(10)女子挺身隊
軍需物資の緊急な増産が必要とされていた昭和19(1944)年8月、慢性的な労働力不足を解消するために女子挺身勤労令が勅令として公布され、14歳から25歳までの未婚で無職の女子に一年間の勤労動員が義務化された。これが「女子挺身隊」である。そして翌年6月からは、12歳に最低年齢が引き下げられた。彼女たちの職場は軍需産業であったために、不慣れな作業で労働災害に見舞われたり、敵の攻撃目標となったりして、全国各地で悲劇が生まれていくことになる。本校でも進学や就職をしていない卒業生たちが組織編成されて、日立市の日立製作所や川島の大日本兵器株式会社伊讃美工場に挺身隊として動員されていった。そこで彼女たちは、全員寄宿舎に収容され、粗食に耐えながら厳しい労働に従事した。
日立製作所に動員された本校生も、昭和19年2月、第1期挺身隊として61名が、3月の卒業式を待たずに学校を後にした。4月、卒業した第2期53名もこれに続いた。彼女たちが仕事をすることになった日立製作所の工場は佐乙女工場と呼ばれ、20年3月20日時点で、本校生や福島県相馬中村高等女学校の卒業生など総勢1478名に達していた(『女子挺身隊』小平記念会 昭和60)。
昭和19年9月、隊員の中島節子がチフスに罹患し、現地で死亡するという不幸な出来事がおきた。山間の焼き場で茶毘に付され、悲しみの帰郷をした。そして、校内では追悼会が開かれた。
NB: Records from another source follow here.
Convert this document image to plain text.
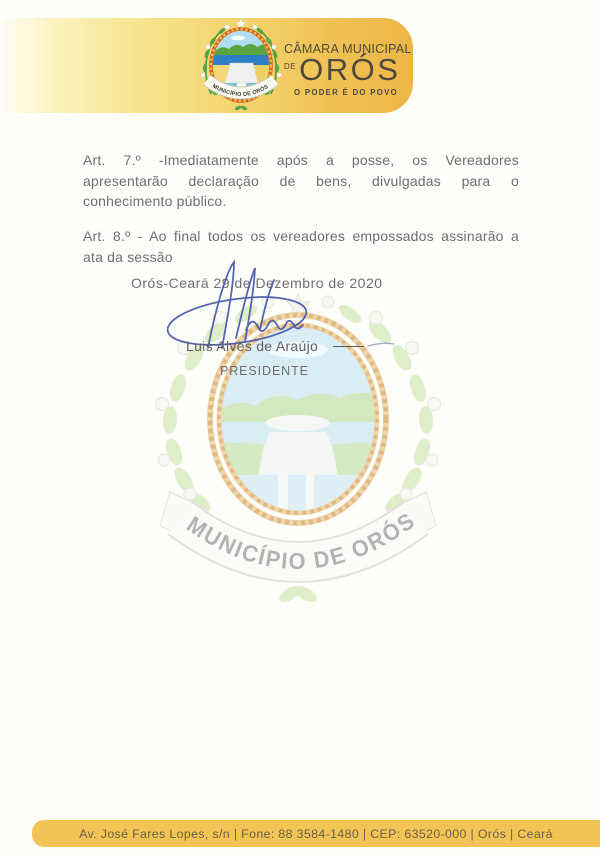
MUNICÍPIO DE ORÓS
MUNICÍPIO DE ORÓS
CÂMARA MUNICIPAL
DE ORÓS
O PODER É DO POVO
Art. 7.º -Imediatamente após a posse, os Vereadores
apresentarão declaração de bens, divulgadas para o
conhecimento público.
Art. 8.º - Ao final todos os vereadores empossados assinarão a
ata da sessão
Orós-Ceará 29 de Dezembro de 2020
Luis Alves de Araújo
PRESIDENTE
Av. José Fares Lopes, s/n | Fone: 88 3584-1480 | CEP: 63520-000 | Orós | Ceará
昭和20年6月10日、日立市の海岸にある軍需工場はB29による大空襲を受け、建物のほとんどが破壊され、殉職者624名を出した。幸い佐乙女工場隊員は休日のため全員無事であった。7月17日には艦砲射撃を受けた。隊員たちは防空壕の中に飛び込んで難を逃れた。続いて7月19日、日立市街地が焼夷弾の空襲を受けて灰儘に帰し、挺身隊の宿舎も焼失した。このときも本校の隊員たちは壕の中にいて犠牲者を出さずにすんだが、若き日の体験としては余りに悲惨であり、恐怖の連続の毎日であった。
本校の挺身隊員が動員されていた川津無線では、昭和20年3月、石塚なかという犠牲者を出した。出征中だった兄が復員してきて聞かされたという話では、ある日、空襲警報がなって防空壕に退避しようとしたとき、彼女は入口の梁に頭を強打してしまった。彼女はそのとき以来、頭痛を訴え続けていたが、十分な医療を一般の人が受けられる状況ではなく、1週間ほどで亡くなったという。この時も学校では彼女の死亡追悼会を開いた。
一方、川島の大日本兵器株式会社伊讃美工場に配属された挺身隊員にも2名の犠牲者が出てしまった。犠牲となった廣瀬みつ江、長須マサノはいずれも昭和20年3月本校を卒業していたが、付設課程に在籍する形で挺身隊として編成され、本校の他の隊員96名とともに工場に赴き、機関銃弾を製作するという協力作業をしていた。
昭和30年10月19日付で茨城県民生労働部世話課長から本校校長に「女子挺身隊の死没者について(照会)」という通知が届いた。そのとき校長が調査報告した文書では、「確実なる資料記録は当時その筋の命令によって全部焼却した筈であり残って居りません」としながらも、さらに調査し、次のように報告している。
廣瀬みつ江については「昭和20年8月6日前記工場に於いて協力作業中、当日午前11時0分頃敵機およそ30機来襲し、その場で敵機の発射した機関銃弾により、左胸部貫通銃瘡を受け即死す」とあり、長須マサノは廣瀬と同じ状況の中「退避態勢にあったが、敵機の発射した機関銃弾により、腹部貫通銃瘡を受け、早速茨城県下館町宮田病院に収容、最善の手当をしたるも、その甲斐なく翌7日午前8時、同病院に於いて死亡す」とある。
それから50年経った平成7(1995)年8月「朝日新聞」茨城版に「茨城の戦後50年」という記事が掲載された。この連載に8月8日付で「下館高女の女子挺身隊」という記事が載った。長須と同級生であった生徒達が墓参に訪れ、その思いを語った記事である。その中の一人大井坦子は、戦後小学校の教員となり、子供達に自らの戦争体験を語り続けたという。また、その記事によると、長須マサノの墓石には「昭和20年8月7日殉職死 行年十八歳」と刻まれているとあり、終戦直前の死はあまりにも痛ましい。